Obtaining ultra-fine grains by hot deformation without inducing secondary phase pinning grain boundaries in Ni-based superalloy

To overcome the limitations of grain refinement via η-phase precipitation in Ni-based superalloys, this study establishes a precipitation-free hot deformation strategy within the γ single-phase region of Allvac 718Plus. By systematically varying temperature (1000–1150 °C) and strain rate (0.001–1 s^-1), we decouple their effects and reveal an interplay between dislocation-driven dynamic recovery (DRV), dynamic recrystallization (DRX), and deformation twinning. DRX nucleation is primarily controlled by dislocation density, promoted under high strain rates, while grain growth is enhanced at elevated temperatures and low strain rates.
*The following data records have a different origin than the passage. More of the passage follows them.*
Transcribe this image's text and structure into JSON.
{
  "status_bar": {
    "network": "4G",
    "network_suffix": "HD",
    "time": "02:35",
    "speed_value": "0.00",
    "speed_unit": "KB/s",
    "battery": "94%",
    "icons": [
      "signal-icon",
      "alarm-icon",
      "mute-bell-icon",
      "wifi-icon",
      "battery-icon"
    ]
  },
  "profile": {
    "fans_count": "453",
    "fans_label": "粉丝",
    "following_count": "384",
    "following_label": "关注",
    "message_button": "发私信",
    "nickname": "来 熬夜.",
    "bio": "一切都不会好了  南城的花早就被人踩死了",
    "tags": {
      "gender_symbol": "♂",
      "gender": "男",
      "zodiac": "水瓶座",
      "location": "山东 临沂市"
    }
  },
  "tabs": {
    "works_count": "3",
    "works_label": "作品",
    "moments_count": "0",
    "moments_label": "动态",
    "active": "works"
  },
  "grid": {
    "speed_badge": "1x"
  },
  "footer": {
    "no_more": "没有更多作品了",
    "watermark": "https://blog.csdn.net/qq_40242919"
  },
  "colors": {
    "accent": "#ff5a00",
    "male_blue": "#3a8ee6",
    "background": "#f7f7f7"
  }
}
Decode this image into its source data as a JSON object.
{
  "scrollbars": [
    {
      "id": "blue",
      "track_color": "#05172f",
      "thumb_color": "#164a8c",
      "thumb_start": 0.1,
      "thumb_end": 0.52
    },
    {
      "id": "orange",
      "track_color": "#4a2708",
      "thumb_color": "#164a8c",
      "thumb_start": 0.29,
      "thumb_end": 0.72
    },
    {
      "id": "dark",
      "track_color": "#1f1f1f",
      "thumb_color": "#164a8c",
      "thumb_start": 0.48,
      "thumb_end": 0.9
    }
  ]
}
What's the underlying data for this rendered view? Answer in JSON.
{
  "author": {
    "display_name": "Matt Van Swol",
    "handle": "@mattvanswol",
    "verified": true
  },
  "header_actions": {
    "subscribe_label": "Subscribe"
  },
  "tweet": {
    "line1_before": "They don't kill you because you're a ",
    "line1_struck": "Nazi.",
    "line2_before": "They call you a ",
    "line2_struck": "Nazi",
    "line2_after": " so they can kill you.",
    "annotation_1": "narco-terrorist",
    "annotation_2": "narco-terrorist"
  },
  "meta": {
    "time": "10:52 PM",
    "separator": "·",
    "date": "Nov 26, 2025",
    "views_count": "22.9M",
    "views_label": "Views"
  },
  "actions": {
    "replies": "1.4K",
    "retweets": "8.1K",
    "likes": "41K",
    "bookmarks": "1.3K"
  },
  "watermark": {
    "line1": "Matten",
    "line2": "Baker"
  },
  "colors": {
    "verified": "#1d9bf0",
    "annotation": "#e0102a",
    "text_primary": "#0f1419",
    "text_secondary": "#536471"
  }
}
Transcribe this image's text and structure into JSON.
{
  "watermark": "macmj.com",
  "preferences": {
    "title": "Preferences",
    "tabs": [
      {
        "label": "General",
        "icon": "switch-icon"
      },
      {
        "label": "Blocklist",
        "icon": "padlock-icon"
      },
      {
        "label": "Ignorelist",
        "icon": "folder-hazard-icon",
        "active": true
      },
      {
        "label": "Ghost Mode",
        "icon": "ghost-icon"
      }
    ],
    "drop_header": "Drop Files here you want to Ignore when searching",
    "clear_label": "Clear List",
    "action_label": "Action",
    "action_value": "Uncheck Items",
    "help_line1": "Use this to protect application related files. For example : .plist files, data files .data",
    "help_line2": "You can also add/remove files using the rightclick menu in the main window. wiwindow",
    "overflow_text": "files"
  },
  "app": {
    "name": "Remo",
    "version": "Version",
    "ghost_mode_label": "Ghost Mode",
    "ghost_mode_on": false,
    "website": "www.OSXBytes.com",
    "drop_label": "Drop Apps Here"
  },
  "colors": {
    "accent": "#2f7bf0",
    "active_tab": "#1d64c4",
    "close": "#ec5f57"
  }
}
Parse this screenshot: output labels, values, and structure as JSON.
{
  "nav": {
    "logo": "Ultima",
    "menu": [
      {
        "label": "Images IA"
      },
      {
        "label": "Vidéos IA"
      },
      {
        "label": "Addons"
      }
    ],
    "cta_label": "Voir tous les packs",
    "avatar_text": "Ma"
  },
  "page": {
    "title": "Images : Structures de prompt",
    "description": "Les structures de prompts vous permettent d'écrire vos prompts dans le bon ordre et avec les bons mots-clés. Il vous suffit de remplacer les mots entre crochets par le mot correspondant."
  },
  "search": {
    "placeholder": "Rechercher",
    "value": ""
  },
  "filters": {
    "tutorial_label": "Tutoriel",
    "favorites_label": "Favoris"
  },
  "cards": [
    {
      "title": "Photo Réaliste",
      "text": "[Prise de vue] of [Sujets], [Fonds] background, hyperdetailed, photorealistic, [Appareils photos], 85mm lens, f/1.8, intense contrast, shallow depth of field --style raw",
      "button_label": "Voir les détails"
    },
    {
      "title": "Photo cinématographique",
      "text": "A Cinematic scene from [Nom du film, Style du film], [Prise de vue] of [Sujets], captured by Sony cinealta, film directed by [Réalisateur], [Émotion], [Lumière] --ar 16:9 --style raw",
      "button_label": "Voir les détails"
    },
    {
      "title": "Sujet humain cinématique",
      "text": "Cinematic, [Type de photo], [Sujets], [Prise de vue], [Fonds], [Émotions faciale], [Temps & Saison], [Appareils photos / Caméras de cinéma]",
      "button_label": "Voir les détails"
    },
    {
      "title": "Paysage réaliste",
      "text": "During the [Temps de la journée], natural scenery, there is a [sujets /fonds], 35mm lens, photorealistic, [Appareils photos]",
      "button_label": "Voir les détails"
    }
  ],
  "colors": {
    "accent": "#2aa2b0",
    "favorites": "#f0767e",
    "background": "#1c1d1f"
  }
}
Twinning plays a crucial role in twin-induced DRX (TDRX) and microstructural stabilization. A mechanism map is proposed to illustrate the transitions among DRV, DRX, and twinning across deformation regimes. The optimized condition (1150 °C, 0.1 s^-1) achieves a uniform, ultra-fine (∼10 μm) grain structure with high hardness and no secondary phase formation. This framework offers a transferable approach to grain refinement in Ni-based and other FCC alloys without relying on precipitation control.